Mit Bruder Wilhelm am Flugzeug, September 1914.

Noch hatte der nach kriegerischer Betätigung ungestüm Drängende sich vier Wochen lang bei den Flieger-Ersatzabteilungen in Darmstadt und in Trier in Geduld zu fassen, bis er endlich am 1. September von Trier aus in Feindesland fliegen durfte. Sein Bestimmungsort war Sedan. Auf dem Wege dorthin machte er bei Montmedy eine Landung, um seinen Bruder Wilhelm zu besuchen, der in der dortigen Gegend als Beobachter bei einer Fliegerabteilung stand, wurde zum vorläufigen Bleiben aufgefordert und hatte die große Freude, alsbald dauernd mit dem Bruder vereinigt zu werden, da der Abteilungsführer ihn für die eigene Truppe anforderte.

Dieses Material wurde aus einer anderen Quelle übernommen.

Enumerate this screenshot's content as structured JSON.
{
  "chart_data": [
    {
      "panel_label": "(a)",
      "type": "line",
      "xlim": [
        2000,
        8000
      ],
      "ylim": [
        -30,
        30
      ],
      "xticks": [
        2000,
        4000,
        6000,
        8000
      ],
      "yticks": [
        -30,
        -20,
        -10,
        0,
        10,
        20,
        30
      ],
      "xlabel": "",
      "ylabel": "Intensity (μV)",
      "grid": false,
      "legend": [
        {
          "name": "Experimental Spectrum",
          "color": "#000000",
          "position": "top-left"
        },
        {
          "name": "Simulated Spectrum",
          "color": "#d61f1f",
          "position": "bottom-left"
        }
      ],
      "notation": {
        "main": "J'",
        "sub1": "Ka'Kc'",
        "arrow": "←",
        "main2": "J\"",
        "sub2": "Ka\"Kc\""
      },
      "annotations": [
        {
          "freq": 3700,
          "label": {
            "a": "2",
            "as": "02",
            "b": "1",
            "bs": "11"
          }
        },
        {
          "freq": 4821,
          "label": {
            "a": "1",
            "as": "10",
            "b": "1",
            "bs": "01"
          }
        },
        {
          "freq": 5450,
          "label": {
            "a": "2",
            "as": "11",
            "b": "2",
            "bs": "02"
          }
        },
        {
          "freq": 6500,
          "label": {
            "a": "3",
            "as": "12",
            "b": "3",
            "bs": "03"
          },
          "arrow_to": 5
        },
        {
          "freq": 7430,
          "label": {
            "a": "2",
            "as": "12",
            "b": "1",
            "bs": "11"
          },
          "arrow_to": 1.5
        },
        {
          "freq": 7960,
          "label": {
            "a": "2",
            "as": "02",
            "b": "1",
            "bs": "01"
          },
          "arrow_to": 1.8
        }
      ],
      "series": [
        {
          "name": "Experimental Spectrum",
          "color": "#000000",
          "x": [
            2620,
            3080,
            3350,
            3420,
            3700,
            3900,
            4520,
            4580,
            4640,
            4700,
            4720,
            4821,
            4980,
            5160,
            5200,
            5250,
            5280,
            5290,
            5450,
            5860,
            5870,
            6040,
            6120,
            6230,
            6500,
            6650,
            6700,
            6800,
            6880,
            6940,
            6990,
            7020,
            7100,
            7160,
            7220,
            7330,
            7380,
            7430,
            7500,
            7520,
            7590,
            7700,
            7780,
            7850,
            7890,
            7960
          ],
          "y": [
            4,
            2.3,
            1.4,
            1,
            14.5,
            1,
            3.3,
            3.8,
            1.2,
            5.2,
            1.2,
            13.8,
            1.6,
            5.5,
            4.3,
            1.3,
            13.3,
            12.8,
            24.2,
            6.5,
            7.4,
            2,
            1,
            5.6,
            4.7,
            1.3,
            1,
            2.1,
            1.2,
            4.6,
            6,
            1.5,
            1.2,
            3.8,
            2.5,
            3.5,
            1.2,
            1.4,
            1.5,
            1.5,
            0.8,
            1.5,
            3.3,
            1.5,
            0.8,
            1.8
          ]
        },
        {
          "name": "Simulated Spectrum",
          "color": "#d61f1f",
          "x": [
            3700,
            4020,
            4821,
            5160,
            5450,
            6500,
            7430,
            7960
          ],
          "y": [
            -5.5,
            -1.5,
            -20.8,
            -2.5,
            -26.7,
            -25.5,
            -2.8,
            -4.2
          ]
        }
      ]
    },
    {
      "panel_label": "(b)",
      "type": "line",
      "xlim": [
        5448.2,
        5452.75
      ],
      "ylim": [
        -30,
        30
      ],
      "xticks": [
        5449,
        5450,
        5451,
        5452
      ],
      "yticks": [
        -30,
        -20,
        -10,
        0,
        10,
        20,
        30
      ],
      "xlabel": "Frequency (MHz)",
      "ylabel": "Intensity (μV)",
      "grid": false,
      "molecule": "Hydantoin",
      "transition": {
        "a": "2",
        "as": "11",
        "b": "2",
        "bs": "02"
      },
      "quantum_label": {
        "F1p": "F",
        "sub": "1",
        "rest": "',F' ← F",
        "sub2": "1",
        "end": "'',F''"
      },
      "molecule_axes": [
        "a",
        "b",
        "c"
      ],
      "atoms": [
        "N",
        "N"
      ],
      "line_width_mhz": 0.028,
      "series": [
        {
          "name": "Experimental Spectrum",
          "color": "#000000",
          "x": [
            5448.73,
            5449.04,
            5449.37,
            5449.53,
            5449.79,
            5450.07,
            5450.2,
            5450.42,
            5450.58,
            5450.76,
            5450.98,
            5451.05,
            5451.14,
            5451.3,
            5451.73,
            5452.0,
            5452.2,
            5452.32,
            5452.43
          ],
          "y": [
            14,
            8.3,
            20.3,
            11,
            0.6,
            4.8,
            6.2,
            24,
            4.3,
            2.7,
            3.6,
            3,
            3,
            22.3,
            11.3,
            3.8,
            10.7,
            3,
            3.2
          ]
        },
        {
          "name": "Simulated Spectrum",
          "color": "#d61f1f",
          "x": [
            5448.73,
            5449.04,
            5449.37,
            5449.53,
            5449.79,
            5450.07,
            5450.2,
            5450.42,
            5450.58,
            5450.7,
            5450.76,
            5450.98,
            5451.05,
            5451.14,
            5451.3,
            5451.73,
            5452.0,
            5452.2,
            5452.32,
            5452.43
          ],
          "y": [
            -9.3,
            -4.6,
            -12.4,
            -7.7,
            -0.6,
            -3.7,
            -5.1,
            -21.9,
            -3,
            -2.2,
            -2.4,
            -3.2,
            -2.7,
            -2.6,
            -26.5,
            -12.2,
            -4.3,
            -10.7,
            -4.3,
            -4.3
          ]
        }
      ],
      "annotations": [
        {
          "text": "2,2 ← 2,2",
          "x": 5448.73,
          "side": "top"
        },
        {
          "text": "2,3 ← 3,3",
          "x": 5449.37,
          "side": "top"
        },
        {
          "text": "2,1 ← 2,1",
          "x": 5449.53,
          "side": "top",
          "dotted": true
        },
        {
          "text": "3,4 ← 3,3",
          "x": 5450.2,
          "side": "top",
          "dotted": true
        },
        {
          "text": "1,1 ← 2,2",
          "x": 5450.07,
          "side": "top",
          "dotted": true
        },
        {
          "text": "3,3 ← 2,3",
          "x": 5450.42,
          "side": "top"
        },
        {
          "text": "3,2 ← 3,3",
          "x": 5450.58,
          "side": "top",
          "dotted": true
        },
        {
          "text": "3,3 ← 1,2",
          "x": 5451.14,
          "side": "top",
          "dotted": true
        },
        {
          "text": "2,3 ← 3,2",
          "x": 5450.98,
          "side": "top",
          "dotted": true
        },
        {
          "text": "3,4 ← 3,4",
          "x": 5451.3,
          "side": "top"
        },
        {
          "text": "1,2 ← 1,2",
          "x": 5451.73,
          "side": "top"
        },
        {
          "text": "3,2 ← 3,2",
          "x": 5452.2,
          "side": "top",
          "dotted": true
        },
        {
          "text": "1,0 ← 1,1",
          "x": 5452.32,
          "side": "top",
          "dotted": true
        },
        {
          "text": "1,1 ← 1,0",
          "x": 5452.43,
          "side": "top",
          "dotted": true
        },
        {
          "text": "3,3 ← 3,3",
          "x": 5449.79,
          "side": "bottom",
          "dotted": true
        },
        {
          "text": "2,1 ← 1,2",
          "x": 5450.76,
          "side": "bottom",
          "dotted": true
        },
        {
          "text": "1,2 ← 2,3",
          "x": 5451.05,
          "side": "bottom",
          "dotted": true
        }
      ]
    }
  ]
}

So hatte denn das Brüderpaar das große Glück, monatelang bis April 1915 im Gebiet der Argonnen und in der Champagne in innigster Kampfgemeinschaft zu stehen, wenn irgend angängig, im selben Flugzeug, Wilhelm als Beobachter, Oswald als Führer, jeder im Bewußtsein, daß er sich auf den anderen wie auf sich selbst verlassen könne. Da sind sie durch tausendfach geteilte Not und Gefahr ein Herz und eine Seele geworden.